You’d think you’d have to go a little farther afield than the Loop to find one of the weirdest spots in Chicago, but don’t underestimate the Pedway. It winds for two miles, mostly through the north Loop, above ground, below ground, through hotel lobbies, subway tunnels, and department store basements.

The artist Hui-min Tsen doesn’t remember when she first discovered the Pedway, but she remembers her first walk through, from the beginning (State and Wabash) to the end (beneath the Swissotel). It was on her birthday, and the approximately two-hour walk took her six or seven hours. “I stopped in hotels, got snacks,” she says, “but I also got lost a lot.” After that, whenever she had some spare time, she would take a quick stroll. Eventually, although she still sometimes gets lost in the Pedway, she started giving tours that were also performance art. And now she has published a guidebook, The Pedway of Today.

Tsen’s guidebook is not a typical listing of points of interest and recommendations for entertainment and refreshment. Instead, it’s a meditation on the idea of cities, and Chicago in particular. Before she encountered the Pedway, she’d had some inchoate thoughts about what she calls “the mythic city.” “It’s like the mythic west, the frontier,” she explains. “There’s a real west with a whole historical context, but there’s also the west you see on TV. The city is the same way. But you find traces of the mythic city in the real city.” The Pedway turned out to be the perfect vehicle for thinking about these ideas in a concrete way.

The Pedway is perfect for meandering walks and thoughts because, despite appearances, it doesn’t actually lead anywhere. “It looks like it should have been planned,” says Tsen, “but it spontaneously evolved. I was attracted to the lack of focus and impracticality.”

The Pedway of Today contains small meditations on the revolving door, the history of the department store (and department-store shop girls), the city grid, the Medicis, public transportation, the experience of arriving in a big city, and many other things. “It changes people’s idea of how history is presented,” she says. “The stories are cherry-picked. The space is not just there with stories. There’s an intentional creation of a story.”

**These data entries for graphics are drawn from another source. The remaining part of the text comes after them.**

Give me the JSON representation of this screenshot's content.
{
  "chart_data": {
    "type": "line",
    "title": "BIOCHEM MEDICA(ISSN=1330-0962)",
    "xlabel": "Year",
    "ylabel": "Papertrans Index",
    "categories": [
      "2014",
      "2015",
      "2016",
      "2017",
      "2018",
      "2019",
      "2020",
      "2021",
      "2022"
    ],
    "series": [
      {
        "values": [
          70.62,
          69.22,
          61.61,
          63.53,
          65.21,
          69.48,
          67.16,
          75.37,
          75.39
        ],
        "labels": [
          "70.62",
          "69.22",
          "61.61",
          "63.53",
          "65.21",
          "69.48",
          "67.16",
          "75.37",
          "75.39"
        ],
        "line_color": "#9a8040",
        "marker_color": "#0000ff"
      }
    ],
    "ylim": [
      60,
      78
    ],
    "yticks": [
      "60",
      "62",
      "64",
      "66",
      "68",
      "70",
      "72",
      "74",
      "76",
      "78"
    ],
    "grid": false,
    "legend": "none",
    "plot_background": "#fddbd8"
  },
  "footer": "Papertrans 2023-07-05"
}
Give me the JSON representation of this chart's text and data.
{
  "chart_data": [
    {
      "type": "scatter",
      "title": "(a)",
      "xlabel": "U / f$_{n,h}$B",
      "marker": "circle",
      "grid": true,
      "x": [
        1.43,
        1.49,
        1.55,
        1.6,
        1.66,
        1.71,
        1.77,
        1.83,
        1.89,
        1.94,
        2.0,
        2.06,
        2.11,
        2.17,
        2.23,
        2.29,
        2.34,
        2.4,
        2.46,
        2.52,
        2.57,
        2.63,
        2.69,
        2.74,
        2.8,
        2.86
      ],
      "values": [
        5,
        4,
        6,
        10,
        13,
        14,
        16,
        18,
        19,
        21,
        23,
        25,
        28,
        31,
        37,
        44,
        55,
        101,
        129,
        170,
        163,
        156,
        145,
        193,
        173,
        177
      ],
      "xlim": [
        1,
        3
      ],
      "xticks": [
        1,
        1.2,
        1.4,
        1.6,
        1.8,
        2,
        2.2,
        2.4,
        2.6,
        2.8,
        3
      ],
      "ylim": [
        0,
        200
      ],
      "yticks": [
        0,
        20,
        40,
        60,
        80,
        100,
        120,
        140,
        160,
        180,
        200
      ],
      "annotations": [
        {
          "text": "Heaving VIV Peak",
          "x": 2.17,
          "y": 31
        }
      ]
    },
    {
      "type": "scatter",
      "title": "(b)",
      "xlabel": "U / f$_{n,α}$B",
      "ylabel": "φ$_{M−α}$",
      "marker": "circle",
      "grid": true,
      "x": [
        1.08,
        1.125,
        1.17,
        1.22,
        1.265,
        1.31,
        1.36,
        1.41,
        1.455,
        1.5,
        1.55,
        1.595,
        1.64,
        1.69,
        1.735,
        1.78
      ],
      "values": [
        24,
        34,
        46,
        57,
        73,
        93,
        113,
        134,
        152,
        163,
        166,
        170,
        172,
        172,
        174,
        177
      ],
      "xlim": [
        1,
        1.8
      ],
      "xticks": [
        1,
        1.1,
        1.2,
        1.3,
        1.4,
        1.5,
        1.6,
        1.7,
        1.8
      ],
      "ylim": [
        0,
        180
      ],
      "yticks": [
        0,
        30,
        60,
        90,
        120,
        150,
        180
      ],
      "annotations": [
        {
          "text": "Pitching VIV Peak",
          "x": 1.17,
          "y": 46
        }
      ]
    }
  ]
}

Tsen doesn’t really recommend the book as a practical field guide (though if anyone does attempt to use it that way, she’d like to know how it goes). She also doesn’t give tours anymore, though she’s considered starting again in connection with the book. She does have a favorite spot on the tour, though.

“There’s an elevator at Michigan and Lake,” she says. “It takes you upstairs. When you’re feeling tired, it’s good to be able to see the outside again.”